Here’s the biggest problem with it. The lack of a good tool. In order to save some money, I bought an iPad 2, not knowing there would be a lot of nice pressure sensitive add-ons that would be coming out last year for the iPad 3 and beyond. That sucked, as my biggest gripe with using the iPad for drawing is that there is no sensitivity– which yes, I knew going in, but when the option is there but I can’t get it, is frustrating to say the rest.
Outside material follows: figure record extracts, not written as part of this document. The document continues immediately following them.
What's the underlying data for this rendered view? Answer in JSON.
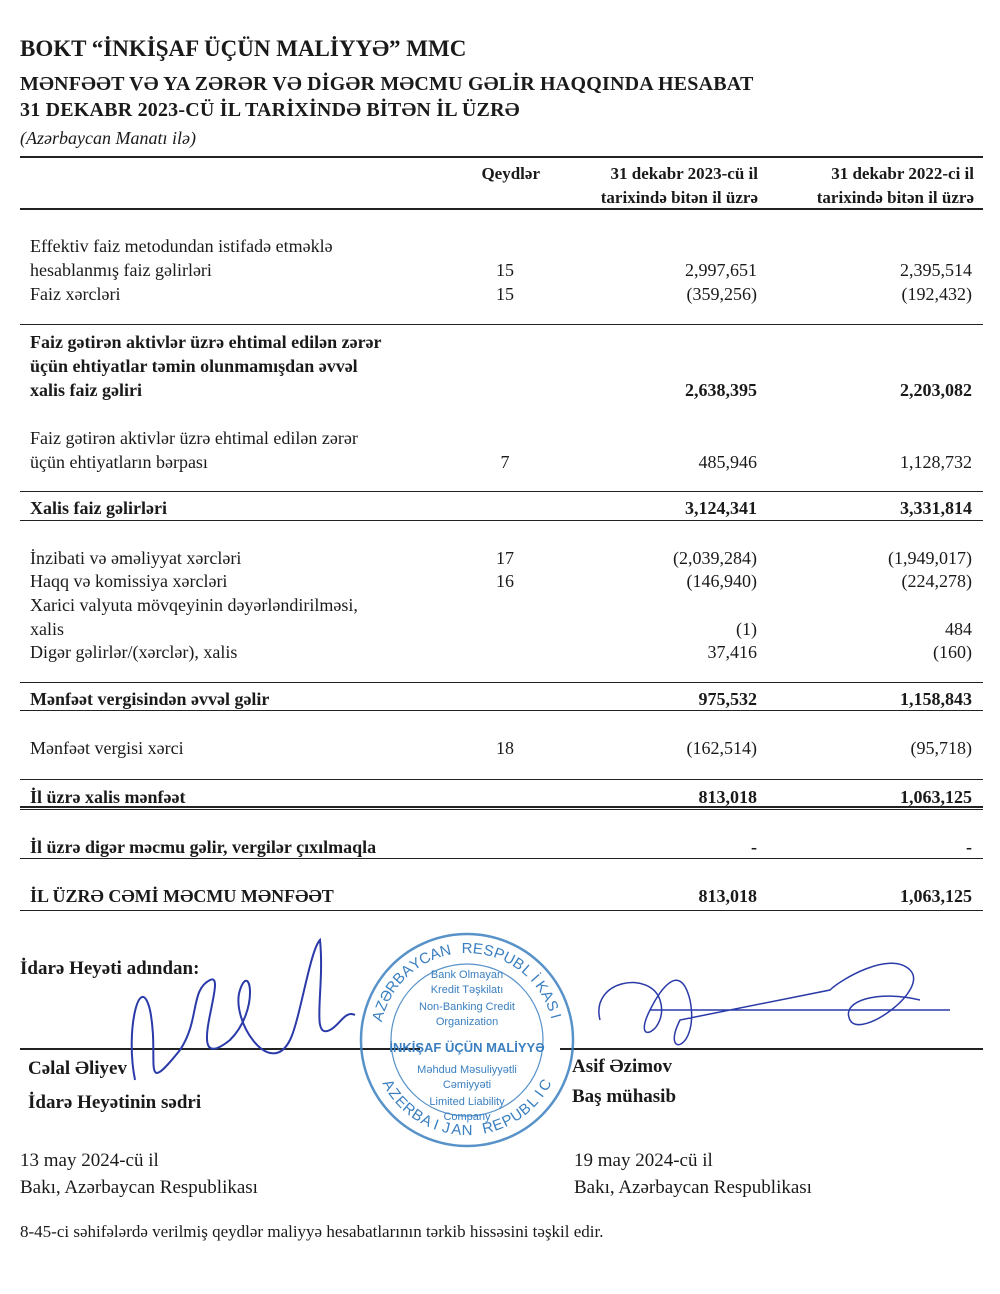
{
  "header": {
    "company": "BOKT “İNKİŞAF ÜÇÜN MALİYYƏ” MMC",
    "title": "MƏNFƏƏT VƏ YA ZƏRƏR VƏ DİGƏR MƏCMU GƏLİR HAQQINDA HESABAT",
    "subtitle": "31 DEKABR 2023-CÜ İL TARİXİNDƏ BİTƏN İL ÜZRƏ",
    "currency": "(Azərbaycan Manatı ilə)"
  },
  "columns": {
    "notes": "Qeydlər",
    "y2023": [
      "31 dekabr 2023-cü il",
      "tarixində bitən il üzrə"
    ],
    "y2022": [
      "31 dekabr 2022-ci il",
      "tarixində bitən il üzrə"
    ]
  },
  "rows": [
    {
      "label": [
        "Effektiv faiz metodundan istifadə etməklə",
        "hesablanmış faiz gəlirləri"
      ],
      "note": "15",
      "v2023": "2,997,651",
      "v2022": "2,395,514",
      "bold": false
    },
    {
      "label": [
        "Faiz xərcləri"
      ],
      "note": "15",
      "v2023": "(359,256)",
      "v2022": "(192,432)",
      "bold": false
    },
    {
      "label": [
        "Faiz gətirən aktivlər üzrə ehtimal edilən zərər",
        "üçün ehtiyatlar təmin olunmamışdan əvvəl",
        "xalis faiz gəliri"
      ],
      "note": "",
      "v2023": "2,638,395",
      "v2022": "2,203,082",
      "bold": true
    },
    {
      "label": [
        "Faiz gətirən aktivlər üzrə ehtimal edilən zərər",
        "üçün ehtiyatların bərpası"
      ],
      "note": "7",
      "v2023": "485,946",
      "v2022": "1,128,732",
      "bold": false
    },
    {
      "label": [
        "Xalis faiz gəlirləri"
      ],
      "note": "",
      "v2023": "3,124,341",
      "v2022": "3,331,814",
      "bold": true
    },
    {
      "label": [
        "İnzibati və əməliyyat xərcləri"
      ],
      "note": "17",
      "v2023": "(2,039,284)",
      "v2022": "(1,949,017)",
      "bold": false
    },
    {
      "label": [
        "Haqq və komissiya xərcləri"
      ],
      "note": "16",
      "v2023": "(146,940)",
      "v2022": "(224,278)",
      "bold": false
    },
    {
      "label": [
        "Xarici valyuta mövqeyinin dəyərləndirilməsi,",
        "xalis"
      ],
      "note": "",
      "v2023": "(1)",
      "v2022": "484",
      "bold": false
    },
    {
      "label": [
        "Digər gəlirlər/(xərclər), xalis"
      ],
      "note": "",
      "v2023": "37,416",
      "v2022": "(160)",
      "bold": false
    },
    {
      "label": [
        "Mənfəət vergisindən əvvəl gəlir"
      ],
      "note": "",
      "v2023": "975,532",
      "v2022": "1,158,843",
      "bold": true
    },
    {
      "label": [
        "Mənfəət vergisi xərci"
      ],
      "note": "18",
      "v2023": "(162,514)",
      "v2022": "(95,718)",
      "bold": false
    },
    {
      "label": [
        "İl üzrə xalis mənfəət"
      ],
      "note": "",
      "v2023": "813,018",
      "v2022": "1,063,125",
      "bold": true
    },
    {
      "label": [
        "İl üzrə digər məcmu gəlir, vergilər çıxılmaqla"
      ],
      "note": "",
      "v2023": "-",
      "v2022": "-",
      "bold": true
    },
    {
      "label": [
        "İL ÜZRƏ CƏMİ MƏCMU MƏNFƏƏT"
      ],
      "note": "",
      "v2023": "813,018",
      "v2022": "1,063,125",
      "bold": true
    }
  ],
  "signatures": {
    "board_label": "İdarə Heyəti adından:",
    "left_name": "Cəlal Əliyev",
    "left_title": "İdarə Heyətinin sədri",
    "right_name": "Asif Əzimov",
    "right_title": "Baş mühasib",
    "left_date": "13 may 2024-cü il",
    "left_place": "Bakı, Azərbaycan Respublikası",
    "right_date": "19 may 2024-cü il",
    "right_place": "Bakı, Azərbaycan Respublikası"
  },
  "stamp": {
    "outer_top": "AZƏRBAYCAN RESPUBLİKASI",
    "outer_bottom": "AZERBAIJAN REPUBLIC",
    "inner": [
      "Bank Olmayan",
      "Kredit Təşkilatı",
      "Non-Banking Credit",
      "Organization",
      "İNKİŞAF ÜÇÜN MALİYYƏ",
      "Məhdud Məsuliyyətli",
      "Cəmiyyəti",
      "Limited Liability",
      "Company"
    ],
    "color": "#3a7fc0"
  },
  "signature_ink_color": "#2a3aa8",
  "footer": "8-45-ci səhifələrdə verilmiş qeydlər maliyyə hesabatlarının tərkib hissəsini təşkil edir."
}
And then there’s the whole “pen” thing. The Wacom pen is awful. Any pen is awful with that sponge for a tip. It takes away all precision in a drawing. For Christmas this year, in another effort for me to not regret getting the iPad for drawing, I got the JotPro, which works much better, yes. But that tip is still frustrating. There is still a lack of precision, although that lack is a much smaller margin, I will admit. The JotPro has another downfall: the tapping. Drawing on the iPad, no matter how lightly you touch the screen, you hear the tap tap tap tap. And it will scratch scratch scratch your screen as well. Yes, I have a shield on it, but some of the scratches in the shield are so deep, I’m worried what the tablet’s face will look like when I take it off. I do like using the JotPro, but it’s not a replacement for the more traditional Intuos I have for my real computer. And seeing as the Intuos doesn’t have a screen, and that’s my biggest disconnect with the Intuos, the iPad has not warmed my heart.
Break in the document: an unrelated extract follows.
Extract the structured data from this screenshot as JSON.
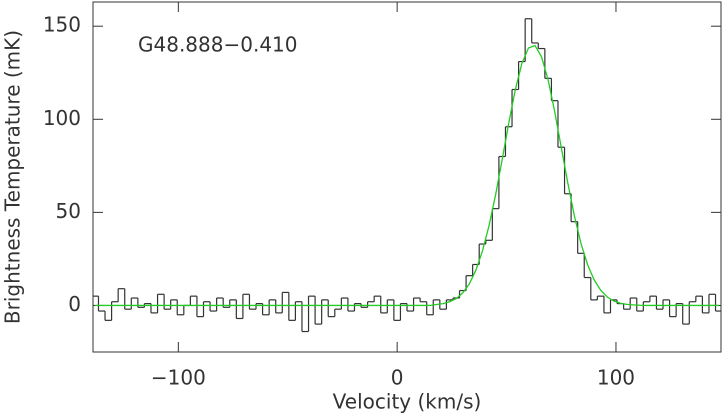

Now this makes it sound like I hate my iPad, which is the exact opposite. It has been incredibly useful at work, and for working on this site in particular, thanks to the WP app. I’ve read dozens of books and comics on the iPad, and have lost many MANY games of Catan. It’s great as a computer on the go, especially when it comes to reading and writing.

But as an art tablet, it’s not there yet.